Q-bus I/O project

John Wilson wilson at dbit.com
Mon Oct 12 11:12:03 CDT 2015

On Mon, Oct 12, 2015 at 11:30:39AM -0400, Paul Koning wrote:
>> ... but I'd rather go RoHS.
>I would recommend against that.  Not unless you are trying to create a
>commercial product where you *must* be RoHS to conform to the requirements
>of the bureaucrats.  Use real solder -- the job will be much easier and
>the result more reliable.  Real solder is still available, including
>solder paste.

Sure, but I've been using the new solder (and paste) for years now, and I'm
resigned to it.  I'd sell any of my doodads if someone wanted to buy them,
so I want them to be legal, even though I've never understood who was being
poisoned by the lead in solder.  I absolutely hated it at first (and I
still hate paying for it -- my last 1 lb roll of Kester RoHS solder with
water-soluble flux was over $100) but I've gotten used to it and really,
it's fine.  Nice shiny strong joints, if I run the iron a little hotter.
And the SMT stuff is all reflow so it's automatic.

>I would think a pick & place robot would be a fairly straightforward
>derivative of a 3d printer.

I was thinking the same thing.  A vacu-sucker head and some way of feeding
(and unwrapping) the tape with the components, and possibly a camera, are
all it needs ... not that that's trivial, but it's nothing compared to the
X/Y/Z mechanics.  Also, 500 gallons of new firmware, but, whatever!

>But is that really needed?  Placing the parts isn't all that terrible.

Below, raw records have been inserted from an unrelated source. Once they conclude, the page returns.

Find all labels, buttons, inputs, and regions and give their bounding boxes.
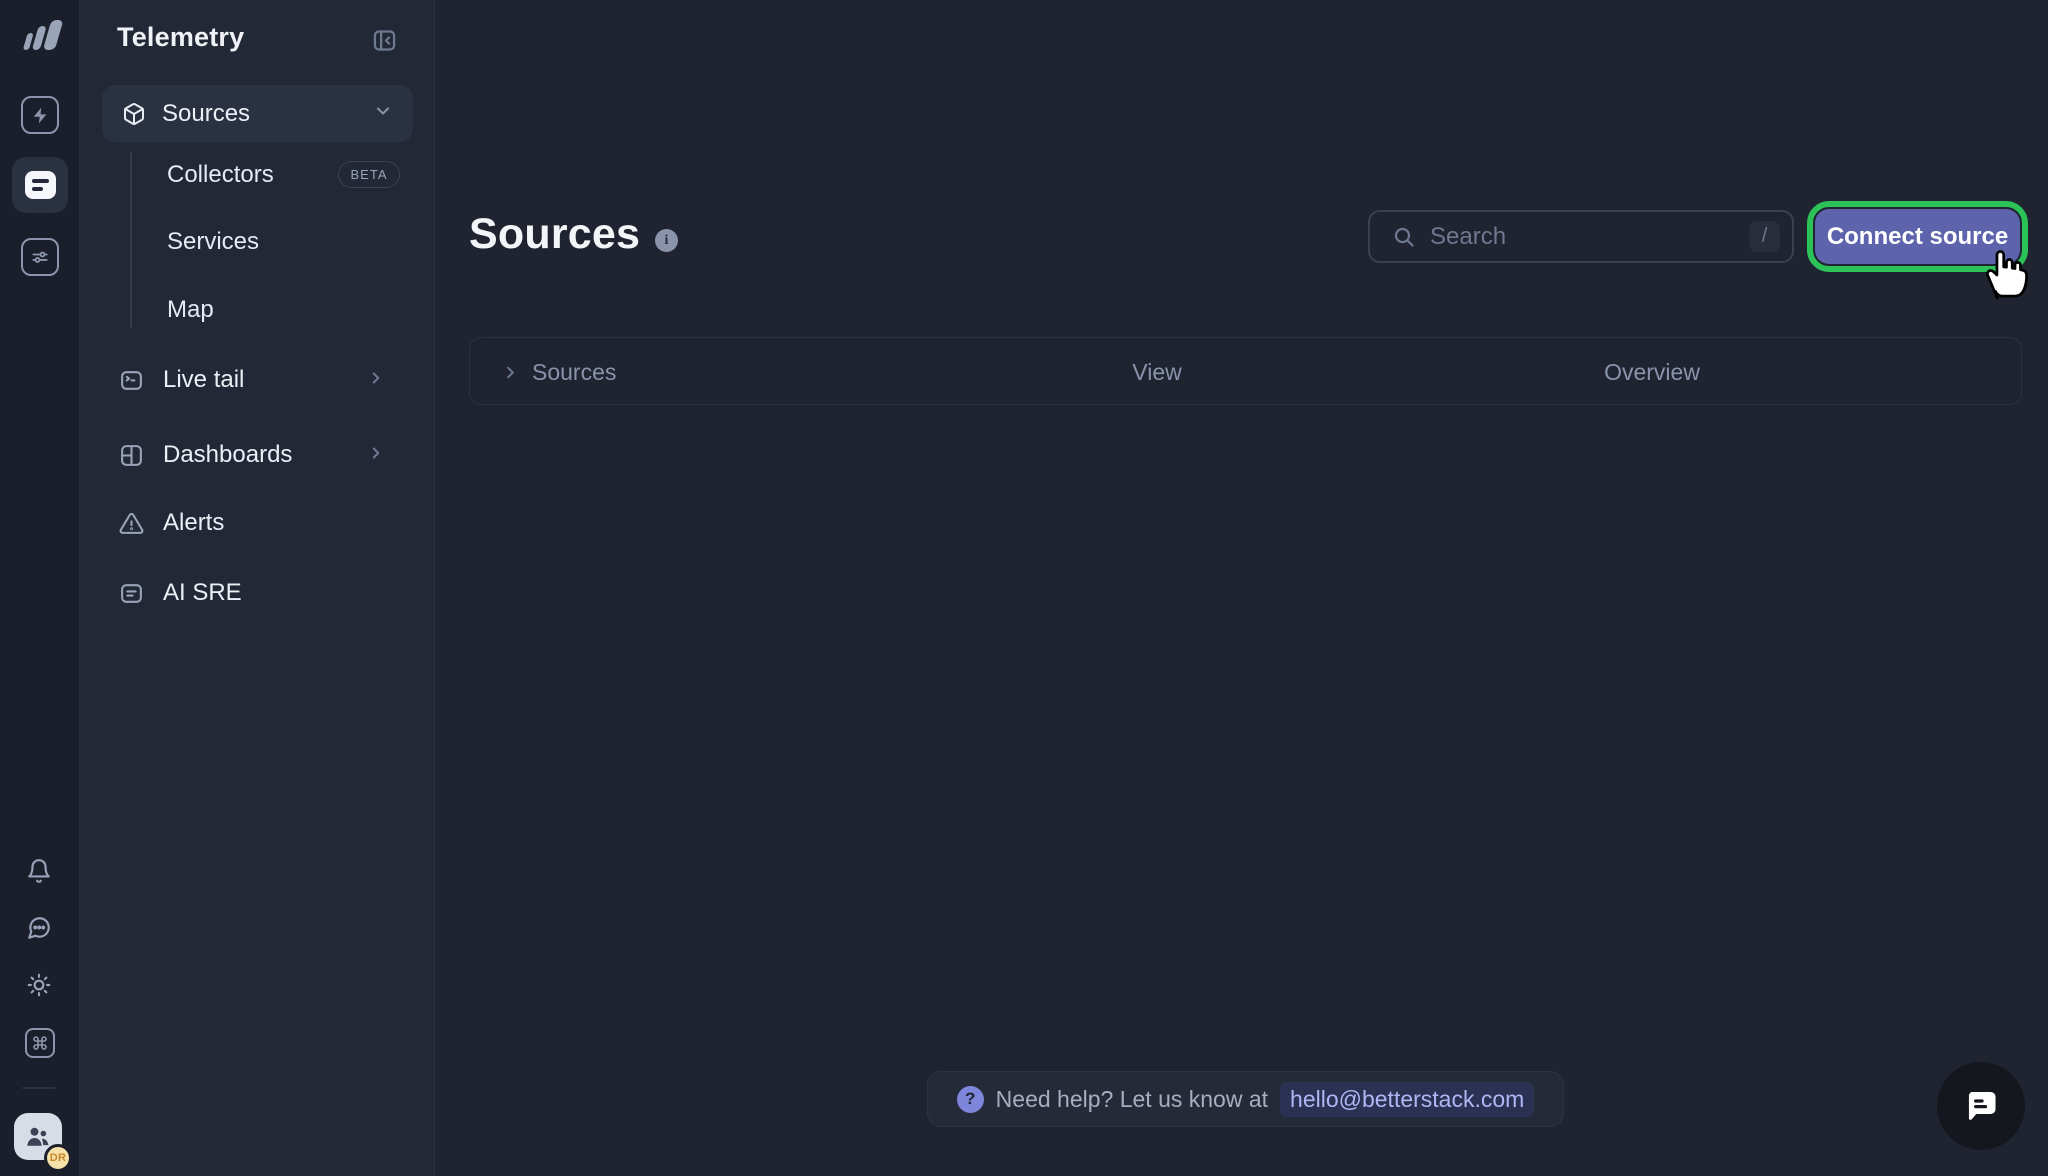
bell-icon[interactable] bbox=[26, 858, 52, 889]
sidebar-item-sources[interactable]: Sources bbox=[102, 85, 413, 142]
search-icon bbox=[1392, 225, 1416, 249]
chat-fab-button[interactable] bbox=[1937, 1062, 2025, 1150]
rail-divider bbox=[22, 1087, 56, 1089]
page-title: Sources bbox=[469, 210, 640, 259]
sidebar-item-collectors[interactable]: Collectors bbox=[167, 158, 274, 192]
search-input[interactable] bbox=[1430, 223, 1749, 251]
sidebar-title: Telemetry bbox=[117, 22, 244, 53]
chevron-right-icon bbox=[501, 363, 520, 382]
logs-icon bbox=[25, 171, 56, 199]
cube-icon bbox=[122, 102, 146, 126]
alert-triangle-icon bbox=[119, 511, 144, 536]
slash-shortcut-key: / bbox=[1749, 221, 1780, 252]
sidebar-item-label: Dashboards bbox=[163, 441, 292, 469]
grid-icon bbox=[119, 443, 144, 468]
table-header-sources-group[interactable]: Sources bbox=[501, 338, 616, 406]
question-icon: ? bbox=[957, 1086, 984, 1113]
terminal-icon bbox=[119, 368, 144, 393]
sidebar-item-label: Alerts bbox=[163, 509, 224, 537]
info-icon[interactable]: i bbox=[655, 229, 678, 252]
sun-icon[interactable] bbox=[26, 972, 52, 1003]
sources-table-header: Sources View Overview bbox=[469, 337, 2022, 405]
sidebar-item-label: AI SRE bbox=[163, 579, 242, 607]
chevron-right-icon bbox=[367, 444, 385, 467]
help-bar: ? Need help? Let us know at hello@better… bbox=[927, 1071, 1564, 1127]
sidebar-item-live-tail[interactable]: Live tail bbox=[119, 360, 413, 400]
sidebar-item-map[interactable]: Map bbox=[167, 293, 214, 327]
help-email-link[interactable]: hello@betterstack.com bbox=[1280, 1082, 1534, 1117]
uptime-lightning-icon[interactable] bbox=[21, 96, 59, 134]
search-box: / bbox=[1368, 210, 1794, 263]
message-lines-icon bbox=[119, 581, 144, 606]
command-icon[interactable] bbox=[25, 1028, 55, 1058]
sub-item-label: Map bbox=[167, 296, 214, 324]
collapse-sidebar-icon[interactable] bbox=[371, 27, 398, 59]
sidebar-item-alerts[interactable]: Alerts bbox=[119, 503, 413, 543]
beta-badge: BETA bbox=[338, 161, 400, 188]
chat-dots-icon[interactable] bbox=[26, 915, 52, 946]
avatar-initials-badge[interactable]: DR bbox=[44, 1144, 72, 1172]
sub-item-label: Services bbox=[167, 228, 259, 256]
users-icon bbox=[24, 1123, 52, 1151]
sidebar-item-label: Live tail bbox=[163, 366, 244, 394]
chevron-down-icon bbox=[373, 101, 393, 126]
sidebar: Telemetry Sources Collectors BETA Servic… bbox=[80, 0, 435, 1176]
column-header-overview: Overview bbox=[1604, 338, 1700, 406]
betterstack-logo-icon bbox=[17, 18, 63, 61]
telemetry-logs-icon-selected[interactable] bbox=[12, 157, 68, 213]
sidebar-item-ai-sre[interactable]: AI SRE bbox=[119, 573, 413, 613]
column-header-view: View bbox=[1132, 338, 1181, 406]
sidebar-item-label: Sources bbox=[162, 100, 250, 128]
icon-rail: DR bbox=[0, 0, 80, 1176]
chat-bubble-icon bbox=[1960, 1085, 2002, 1127]
main-content: Sources i / Connect source Sources View … bbox=[436, 0, 2048, 1176]
sidebar-item-dashboards[interactable]: Dashboards bbox=[119, 435, 413, 475]
nav-tree-line bbox=[130, 152, 132, 328]
connect-source-button[interactable]: Connect source bbox=[1815, 209, 2020, 264]
sidebar-item-services[interactable]: Services bbox=[167, 225, 259, 259]
sliders-icon[interactable] bbox=[21, 238, 59, 276]
chevron-right-icon bbox=[367, 369, 385, 392]
column-header: Sources bbox=[532, 359, 616, 386]
sub-item-label: Collectors bbox=[167, 161, 274, 189]
help-text: Need help? Let us know at bbox=[996, 1086, 1268, 1113]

I wholeheartedly disagree!  It took me over four hours to position the
parts on this board and my back was killing me by the end.  (I can't
*believe* I made it four hours w/o knocking the board off the table or
putting my elbow on it or something idiotic like that.)  I wouldn't even
mind a very sloppy robot that doesn't have machine vision and isn't precise
about orienting parts.  I always go over with a microscope and square them
up anyway, and that part doesn't take long (and gives a nice OCD buzz).

>I have read (and posted here in the past) a nice article (in German) on
>the use of a toaster oven with some clever temperature control as an IR
>reflow soldering machine.  I haven't tried this yet, but it sounds like a
>good scheme, and would allow the use of BGA parts at least in moderate

It works *fantastically*.  That's what I do, using an Arduino and a homemade
shield with a MAX6675 on it (um ... hand-soldered, but SOICs are easy so
there's no chicken/egg problem), and a couple of buttons and a socket for
an eBay LCD module.  The only thing is, the (bare) tip of the thermocouple
has to be touching one of the boards (if it's just measuring the air temp,
you scorch the PCBs), and no matter how I think I've bent it, it has a mind
of its own and tends to sweep components away when I put it in place and
let go.

>At least one of the moderate cost small volume PCB fab shops will deliver
>solder paste screens along with the finished boards if you ask for it.

Those are huge time-savers.  I've had great luck with both ohararp.com
(charged by the sheet) and oshstencils.com (by the sqinch) for Kapton
(low-volume), and bayareacircuits.com (by the design) for stainless steel
(super nice but more expensive).  A small Corian cutting board makes a
great backboard for taping up the jig to do some pasting.

For one-offs, using a syringe by eye is fine.  It doesn't have to be very
precise.  The flux melts at a much lower temp than the solder pellets, so
the beautiful square blocks from the stencil turn into a pool anyway, but
then the solder mask does its job and the pool separates out onto the pads
(except for TQFPs -- gotta use solder-wick afterwards on them) once the
tin melts too.  So for SOICs/TQFPs you might as well just lay a bead down
across a whole row of pads.  It works just as well as a tiny dab on each.